Так сидела она некоторое время, застыв, с поджатыми губами, словно в полной отрешённости. Фридрих стоял перед ней и уже два раза пробовал с ней заговорить. „Что такое? Что тебе надо?“ – воскликнула она, вздрогнув. – „Я принёс вам деньги“, – сказал он скорее с удивленьем, чем с испугом. – „Деньги? Где?“ – она шевельнулась, и маленькая монета со звоном упала на пол. Фридрих её поднял. – „Деньги от дяди Симона, потому что я помог ему в работе. Теперь я могу сам себе сколько-то заработать.“ – „Деньги от Симона? Брось, брось их! – Нет, отдай бедным. Но нет, оставь себе, – прошептала она едва слышно, – мы сами бедны; кто знает, избежим ли мы нищенской сумы!“ – „В понедельник я опять пойду к дяде и помогу ему сеять.“ – „Опять к нему? Нет, нет, никогда! – Она с чувством обняла ребёнка. – А всё-таки, – добавила она, и слёзы хлынули по её ввалившимся щекам, – иди: он мой единственный брат, а клевета сильна! Но думай о Боге и не забывай каждый день молиться!“

Маргрет прислонилась лицом к стене и в голос заплакала. Она перенесла много тяжких несчастий: дурное обращение мужа, ещё тяжелей – его смерть, и это был горький час, когда вдове пришлось отдать кредитору в пользование последний участок поля, и плуг остался стоять перед её домом. Но так плохо ей никогда не бывало; всё-таки, проплакав весь вечер, проведя бессонную ночь, она пришла к выводу, что её брат Симон не мог повести себя так безбожно, что это точно не его сын, а сходство ничего не доказывает. Ведь у неё самой сорок лет назад умерла сестрёнка, один в один схожая с чужим продавцом щёток. – Во что не поверишь, когда имеешь так мало и когда недоверие хочет лишить тебя даже этой малости!

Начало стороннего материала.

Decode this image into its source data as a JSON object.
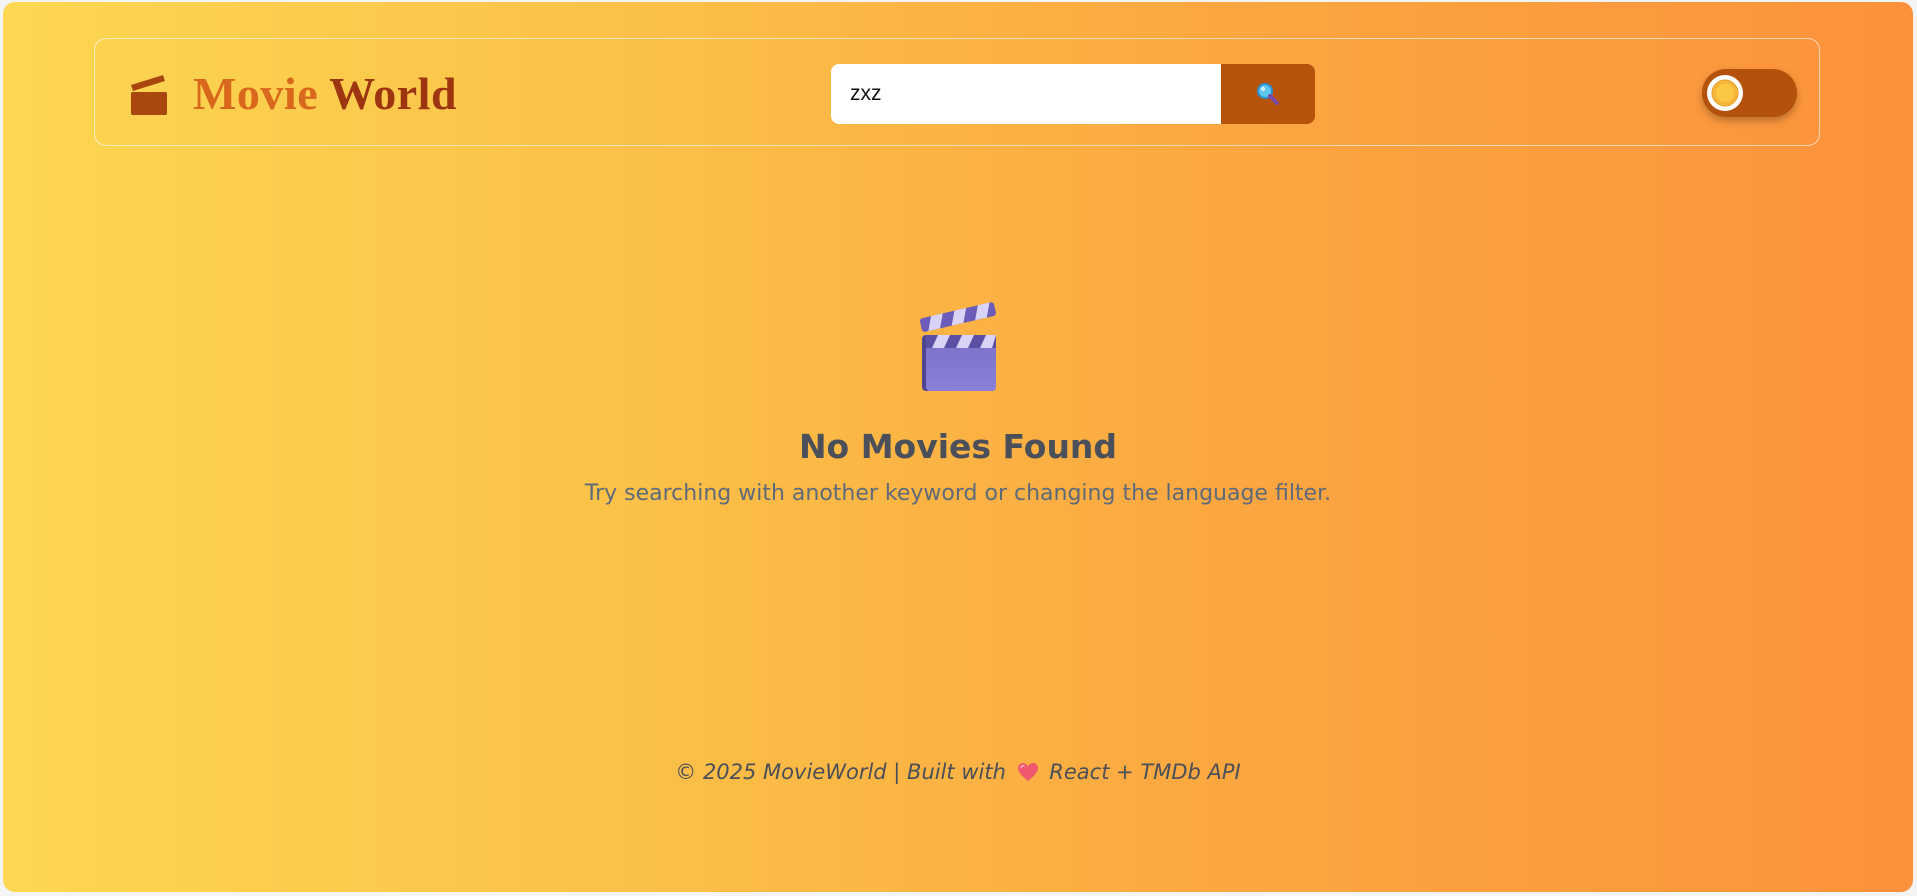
{
  "header": {
    "brand_word1": "Movie",
    "brand_word2": "World",
    "brand_icon": "clapperboard-icon"
  },
  "search": {
    "value": "zxz",
    "placeholder": "",
    "button_icon": "magnifier-icon"
  },
  "theme_toggle": {
    "icon": "sun-icon"
  },
  "empty_state": {
    "icon": "clapperboard-icon",
    "title": "No Movies Found",
    "message": "Try searching with another keyword or changing the language filter."
  },
  "footer": {
    "text_before": "© 2025 MovieWorld | Built with",
    "heart_icon": "heart-icon",
    "text_after": "React + TMDb API"
  },
  "colors": {
    "gradient_start": "#fdd752",
    "gradient_end": "#fc923c",
    "accent": "#b7540c",
    "brand_light": "#d9681c",
    "brand_dark": "#9c3510"
  }
}
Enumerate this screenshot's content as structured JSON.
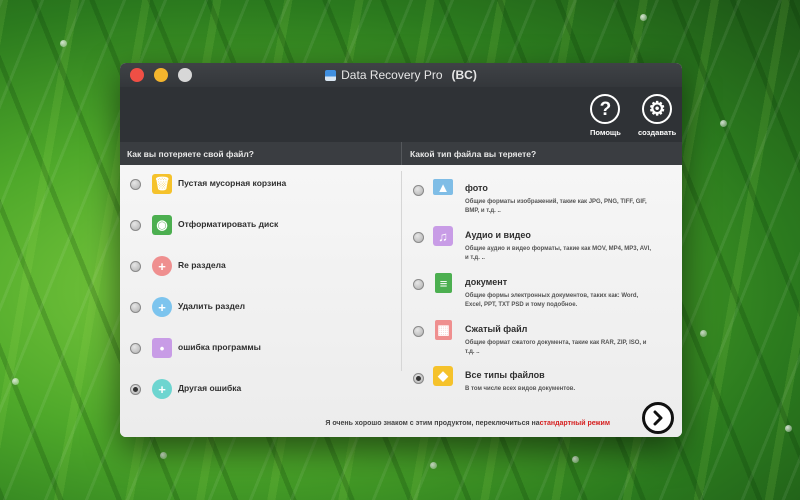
{
  "window": {
    "title": "Data Recovery Pro",
    "edition": "(BC)"
  },
  "toolbar": {
    "help_label": "Помощь",
    "settings_label": "создавать"
  },
  "left_panel": {
    "heading": "Как вы потеряете свой файл?",
    "options": [
      {
        "label": "Пустая мусорная корзина",
        "icon": "trash-icon",
        "color": "#f5c22b"
      },
      {
        "label": "Отформатировать диск",
        "icon": "disk-format-icon",
        "color": "#4caf50"
      },
      {
        "label": "Re раздела",
        "icon": "partition-icon",
        "color": "#ef8f8f"
      },
      {
        "label": "Удалить раздел",
        "icon": "delete-partition-icon",
        "color": "#7cc4ee"
      },
      {
        "label": "ошибка программы",
        "icon": "program-error-icon",
        "color": "#c89ce6"
      },
      {
        "label": "Другая ошибка",
        "icon": "plus-icon",
        "color": "#6dd5d0"
      }
    ],
    "selected_index": 5
  },
  "right_panel": {
    "heading": "Какой тип файла вы теряете?",
    "options": [
      {
        "title": "фото",
        "desc": "Общие форматы изображений, такие как JPG, PNG, TIFF, GIF, BMP, и т.д. ..",
        "icon": "photo-icon",
        "color": "#7fbde6"
      },
      {
        "title": "Аудио и видео",
        "desc": "Общие аудио и видео форматы, такие как MOV, MP4, MP3, AVI, и т.д. ..",
        "icon": "media-icon",
        "color": "#c89ce6"
      },
      {
        "title": "документ",
        "desc": "Общие формы электронных документов, таких как: Word, Excel, PPT, TXT PSD и тому подобное.",
        "icon": "document-icon",
        "color": "#4caf50"
      },
      {
        "title": "Сжатый файл",
        "desc": "Общие формат сжатого документа, такие как RAR, ZIP, ISO, и т.д. ..",
        "icon": "archive-icon",
        "color": "#ef8f8f"
      },
      {
        "title": "Все типы файлов",
        "desc": "В том числе всех видов документов.",
        "icon": "box-icon",
        "color": "#f5c22b"
      }
    ],
    "selected_index": 4
  },
  "footer": {
    "text": "Я очень хорошо знаком с этим продуктом, переключиться на",
    "link": "стандартный режим"
  }
}
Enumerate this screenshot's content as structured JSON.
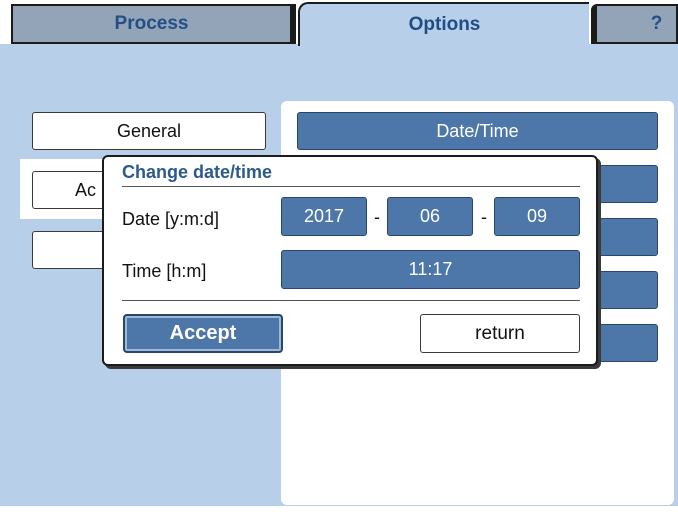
{
  "tabs": {
    "process": "Process",
    "options": "Options",
    "help": "?"
  },
  "left_menu": {
    "general": "General",
    "second": "Ac"
  },
  "options_list": {
    "date_time": "Date/Time"
  },
  "dialog": {
    "title": "Change date/time",
    "date_label": "Date [y:m:d]",
    "year": "2017",
    "month": "06",
    "day": "09",
    "separator": "-",
    "time_label": "Time [h:m]",
    "time": "11:17",
    "accept": "Accept",
    "return": "return"
  },
  "colors": {
    "panel_background": "#b7cfe9",
    "field_blue": "#4d77a8",
    "title_blue": "#2d5a8d"
  }
}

С этих пор Фридрих редко появлялся дома. Казалось, Симон перенёс на сына сестры все тёплые чувства, на какие был способен; по крайней мере, ему очень не хватало мальчика, когда тот по домашним делам на некоторое время задерживался у матери, и он беспрерывно посылал справиться о нём. А того как подменили: мечтательность совсем с него сошла, он ступал уверенно, начал заботиться о своей внешности и вскоре уже слыл красивым, находчивым парнем. Его дядя, не способный жить без предприятий, порой брал на себя довольно значительные общественные подряды, например, по строительству дороги, причём Фридрих повсюду считался одним из лучших его работников и его правой рукой; потому что, хотя его физические силы ещё не достигли полного расцвета, по выдержке мало кто мог с ним сравниться. До сих пор Маргрет только любила сына, теперь же начала им гордиться и даже ощущать к нему что-то вроде почтения, видя, как молодой человек делал успехи совсем без её помощи, даже без её совета – а свои советы она, как большинство людей, считала бесценными и потому не могла надивиться способностям, позволявшим обойтись без этого драгоценного средства.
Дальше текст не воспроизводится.